Let k be a field. $A= \begin{pmatrix} k& k& k\\ 0&k&k\\ 0&0&k \end{pmatrix}$ is the upper triangular matrix algebra. Then the projective module $P(2)=Ae_2=\begin{pmatrix} k\\k\\0\end{pmatrix}$ has a submodule $P(1)= \begin{pmatrix} k\\0\\0\end{pmatrix}$. Also we know that the cokernel of the inclusion map $i: P(1) \rightarrow P(2)$ is $S(2)$(the simple module correspond to $e_2$), I thought $S(2)$ is of the form $\begin{pmatrix} 0\\k\\0\end{pmatrix}$, but find this is not an $A$-module, so what is $S(2)$, in other words, what are the simple modules of $A$ written as $3 \times 1$ matrix?
It would be good to figure out first how to write them as quotients of maximal left ideals. Since the simple left modules of $A$ are the same as those of $A/J(A)$, and $A/J(A)\cong k\times k\times k$, it's easy to find that the maximal left ideals look like this:
$\begin{bmatrix}0&k&k\\ 0&k&k\\ 0&0&k\end{bmatrix}$ $\begin{bmatrix}k&k&k\\ 0&0&k\\ 0&0&k\end{bmatrix}$ $\begin{bmatrix}k&k&k\\ 0&k&k\\ 0&0&0\end{bmatrix}$
The resulting quotients (let's call them $S_1, S_2, S_3$ respectively) "look" like $$\left[\begin{smallmatrix}k&0&0\\ 0&0&0\\ 0&0&0\end{smallmatrix}\right] \left[\begin{smallmatrix}0&0&0\\ 0&k&0\\ 0&0&0\end{smallmatrix}\right] \text{ and } \left[\begin{smallmatrix}0&0&0\\ 0&0&0\\ 0&0&k\end{smallmatrix}\right],$$ but these subsets of $A$ are not actually left ideals.
But still we can see each left ideal is only $1$-dimensional as a $k$ module, so we should be able to express them as $k$ with a funny action by $A$ on the left.
So in $S_1$, the action of $A$ on $S_1=k$ is given by $\left[\begin{smallmatrix}a&b&c\\ 0&d&e\\ 0&0&f\end{smallmatrix}\right]x:=ax$
in $S_1$, the action of $A$ on $S_2=k$ is given by $\left[\begin{smallmatrix}a&b&c\\ 0&d&e\\ 0&0&f\end{smallmatrix}\right]x:=dx$
in $S_1$, the action of $A$ on $S_1=k$ is given by $\left[\begin{smallmatrix}a&b&c\\ 0&d&e\\ 0&0&f\end{smallmatrix}\right]x:=fx$
I understand the idea to write them as a $3\times 1$ matrix because, for example, the simple left module of a simple Artinian ring embeds in the ring as a minimal left ideal, and so in that case you can exhibit a simple left module as columns within the matrix.

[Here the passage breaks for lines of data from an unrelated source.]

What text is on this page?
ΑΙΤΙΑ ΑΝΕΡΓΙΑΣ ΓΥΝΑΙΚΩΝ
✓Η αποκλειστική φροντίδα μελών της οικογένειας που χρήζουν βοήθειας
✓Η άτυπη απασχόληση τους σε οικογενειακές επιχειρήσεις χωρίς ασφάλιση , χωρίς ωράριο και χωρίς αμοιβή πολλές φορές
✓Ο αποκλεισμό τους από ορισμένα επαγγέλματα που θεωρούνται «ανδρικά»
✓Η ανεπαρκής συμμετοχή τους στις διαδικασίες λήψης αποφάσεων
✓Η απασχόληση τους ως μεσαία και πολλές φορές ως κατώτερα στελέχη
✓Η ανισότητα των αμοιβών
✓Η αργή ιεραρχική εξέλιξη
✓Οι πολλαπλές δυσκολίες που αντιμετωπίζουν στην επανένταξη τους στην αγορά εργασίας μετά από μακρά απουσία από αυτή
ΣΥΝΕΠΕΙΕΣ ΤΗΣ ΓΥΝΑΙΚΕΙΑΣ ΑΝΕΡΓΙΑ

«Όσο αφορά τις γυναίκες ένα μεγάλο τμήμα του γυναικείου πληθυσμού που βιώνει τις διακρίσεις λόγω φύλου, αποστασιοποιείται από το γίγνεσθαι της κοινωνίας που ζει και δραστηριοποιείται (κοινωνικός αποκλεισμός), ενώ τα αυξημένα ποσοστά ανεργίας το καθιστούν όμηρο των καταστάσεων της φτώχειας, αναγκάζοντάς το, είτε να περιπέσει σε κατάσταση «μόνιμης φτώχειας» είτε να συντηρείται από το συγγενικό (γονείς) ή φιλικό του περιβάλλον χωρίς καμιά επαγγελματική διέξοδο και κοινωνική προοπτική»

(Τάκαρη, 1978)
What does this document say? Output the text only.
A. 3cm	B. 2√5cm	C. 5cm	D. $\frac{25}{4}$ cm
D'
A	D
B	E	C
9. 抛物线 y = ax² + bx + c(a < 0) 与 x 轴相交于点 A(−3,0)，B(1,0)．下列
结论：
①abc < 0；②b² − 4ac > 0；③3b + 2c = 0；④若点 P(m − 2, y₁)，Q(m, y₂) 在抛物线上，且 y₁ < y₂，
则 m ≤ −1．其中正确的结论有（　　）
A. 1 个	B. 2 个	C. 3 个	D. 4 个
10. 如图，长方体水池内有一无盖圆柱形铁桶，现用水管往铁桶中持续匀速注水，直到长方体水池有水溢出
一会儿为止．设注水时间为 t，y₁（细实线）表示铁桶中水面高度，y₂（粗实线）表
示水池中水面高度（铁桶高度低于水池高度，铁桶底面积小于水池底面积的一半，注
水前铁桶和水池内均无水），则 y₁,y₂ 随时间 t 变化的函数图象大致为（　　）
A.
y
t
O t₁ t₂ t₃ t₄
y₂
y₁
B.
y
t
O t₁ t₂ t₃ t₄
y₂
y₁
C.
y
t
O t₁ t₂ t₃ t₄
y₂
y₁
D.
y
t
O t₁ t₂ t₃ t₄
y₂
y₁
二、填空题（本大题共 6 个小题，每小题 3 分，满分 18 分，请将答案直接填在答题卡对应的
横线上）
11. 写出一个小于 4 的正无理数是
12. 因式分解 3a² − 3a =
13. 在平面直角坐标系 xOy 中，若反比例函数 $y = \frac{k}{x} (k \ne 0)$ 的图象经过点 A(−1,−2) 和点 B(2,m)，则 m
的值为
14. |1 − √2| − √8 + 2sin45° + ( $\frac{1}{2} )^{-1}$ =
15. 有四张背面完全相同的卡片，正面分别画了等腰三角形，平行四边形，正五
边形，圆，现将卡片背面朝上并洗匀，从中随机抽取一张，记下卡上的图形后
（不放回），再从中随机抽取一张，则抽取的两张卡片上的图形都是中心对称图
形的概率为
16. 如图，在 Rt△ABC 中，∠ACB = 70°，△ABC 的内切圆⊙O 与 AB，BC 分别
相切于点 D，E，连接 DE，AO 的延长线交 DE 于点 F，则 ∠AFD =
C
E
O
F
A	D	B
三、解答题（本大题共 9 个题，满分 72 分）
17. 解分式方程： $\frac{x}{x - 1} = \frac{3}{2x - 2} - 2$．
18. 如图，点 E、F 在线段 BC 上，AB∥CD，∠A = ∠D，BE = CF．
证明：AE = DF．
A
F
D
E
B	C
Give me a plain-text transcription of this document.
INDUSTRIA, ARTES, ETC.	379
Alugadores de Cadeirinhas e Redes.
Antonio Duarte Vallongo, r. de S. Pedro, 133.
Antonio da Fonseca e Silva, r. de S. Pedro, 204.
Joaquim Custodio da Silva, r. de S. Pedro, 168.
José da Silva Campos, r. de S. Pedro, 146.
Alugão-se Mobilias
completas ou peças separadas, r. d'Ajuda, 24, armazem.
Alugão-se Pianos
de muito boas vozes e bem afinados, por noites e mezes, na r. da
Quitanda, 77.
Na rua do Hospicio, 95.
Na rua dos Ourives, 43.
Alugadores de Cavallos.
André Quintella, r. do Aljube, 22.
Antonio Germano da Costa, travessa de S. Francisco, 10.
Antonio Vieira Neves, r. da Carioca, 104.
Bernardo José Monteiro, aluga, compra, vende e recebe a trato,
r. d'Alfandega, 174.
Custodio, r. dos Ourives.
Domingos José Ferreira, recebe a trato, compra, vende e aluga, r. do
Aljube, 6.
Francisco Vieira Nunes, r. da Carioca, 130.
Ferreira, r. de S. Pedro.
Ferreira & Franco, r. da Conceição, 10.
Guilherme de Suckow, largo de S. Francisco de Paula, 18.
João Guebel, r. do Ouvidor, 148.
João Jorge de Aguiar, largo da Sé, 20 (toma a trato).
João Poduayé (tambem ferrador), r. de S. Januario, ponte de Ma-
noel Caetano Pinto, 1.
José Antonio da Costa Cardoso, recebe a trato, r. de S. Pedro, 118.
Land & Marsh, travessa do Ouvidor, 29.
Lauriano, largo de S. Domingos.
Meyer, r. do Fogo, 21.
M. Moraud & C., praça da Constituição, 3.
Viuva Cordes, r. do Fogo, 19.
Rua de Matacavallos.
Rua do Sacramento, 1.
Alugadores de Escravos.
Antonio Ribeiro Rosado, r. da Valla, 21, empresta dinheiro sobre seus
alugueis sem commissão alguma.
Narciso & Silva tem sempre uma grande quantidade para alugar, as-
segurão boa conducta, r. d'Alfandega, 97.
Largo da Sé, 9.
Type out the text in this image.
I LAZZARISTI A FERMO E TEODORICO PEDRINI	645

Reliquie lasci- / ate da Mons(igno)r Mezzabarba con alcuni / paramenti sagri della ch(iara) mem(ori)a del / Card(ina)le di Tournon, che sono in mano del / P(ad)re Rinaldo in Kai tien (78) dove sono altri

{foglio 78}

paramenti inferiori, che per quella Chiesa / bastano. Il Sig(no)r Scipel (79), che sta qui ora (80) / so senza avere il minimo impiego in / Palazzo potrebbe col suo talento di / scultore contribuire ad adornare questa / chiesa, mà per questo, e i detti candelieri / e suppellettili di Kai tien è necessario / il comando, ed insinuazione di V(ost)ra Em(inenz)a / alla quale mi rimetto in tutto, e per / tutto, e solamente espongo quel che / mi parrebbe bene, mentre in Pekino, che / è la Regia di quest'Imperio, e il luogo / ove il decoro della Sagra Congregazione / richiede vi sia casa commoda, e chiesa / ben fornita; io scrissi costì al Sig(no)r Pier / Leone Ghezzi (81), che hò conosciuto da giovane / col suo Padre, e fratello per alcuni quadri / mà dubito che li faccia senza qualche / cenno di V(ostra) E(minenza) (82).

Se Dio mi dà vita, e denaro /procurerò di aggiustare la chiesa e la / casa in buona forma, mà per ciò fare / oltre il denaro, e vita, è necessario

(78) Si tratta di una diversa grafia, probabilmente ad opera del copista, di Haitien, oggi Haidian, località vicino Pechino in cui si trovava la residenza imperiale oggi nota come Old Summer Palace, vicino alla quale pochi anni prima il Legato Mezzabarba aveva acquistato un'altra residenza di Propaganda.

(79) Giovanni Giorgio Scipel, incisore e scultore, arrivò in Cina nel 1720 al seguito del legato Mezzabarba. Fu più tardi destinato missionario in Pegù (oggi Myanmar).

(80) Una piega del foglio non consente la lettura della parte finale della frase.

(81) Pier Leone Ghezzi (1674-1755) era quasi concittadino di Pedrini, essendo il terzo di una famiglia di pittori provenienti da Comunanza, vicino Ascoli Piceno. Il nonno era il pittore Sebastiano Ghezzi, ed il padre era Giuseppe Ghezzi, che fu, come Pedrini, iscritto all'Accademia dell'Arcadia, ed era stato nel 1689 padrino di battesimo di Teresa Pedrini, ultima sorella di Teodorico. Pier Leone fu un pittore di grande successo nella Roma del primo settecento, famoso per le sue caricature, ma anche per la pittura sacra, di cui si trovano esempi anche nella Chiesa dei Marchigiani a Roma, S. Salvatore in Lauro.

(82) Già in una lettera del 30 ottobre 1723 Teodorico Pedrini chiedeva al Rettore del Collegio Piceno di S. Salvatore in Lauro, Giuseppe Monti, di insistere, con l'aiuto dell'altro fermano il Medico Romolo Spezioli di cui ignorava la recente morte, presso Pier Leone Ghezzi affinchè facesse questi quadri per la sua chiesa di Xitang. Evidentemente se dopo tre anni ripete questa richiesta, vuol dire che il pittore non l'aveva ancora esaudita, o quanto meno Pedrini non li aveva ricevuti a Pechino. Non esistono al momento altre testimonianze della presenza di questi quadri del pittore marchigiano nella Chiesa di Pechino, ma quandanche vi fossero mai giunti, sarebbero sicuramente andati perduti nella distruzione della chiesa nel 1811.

If that's what you had in mind, then the problem here is that upper triangular matrix rings (over fields, with $n>1$) do not contain copies of all their simple left modules as left ideals (that is, they aren't left Kasch.)
As you discovered, $S_1$ embeds as $\left[\begin{smallmatrix}k&0&0\\ 0&0&0\\ 0&0&0\end{smallmatrix}\right]$ and you could conceivably just use the first column to model $S_1$ with matrix multiplication on the left by $A$, but the analogous thing does not work for $S_2$ or $S_3$. It's not hard to see that the left socle of $A$ is $\left[\begin{smallmatrix}k&k&k\\ 0&0&0\\ 0&0&0\end{smallmatrix}\right]$ and is the direct sum of three copies of $S_1$, so there is no room for $S_2$ or $S_3$.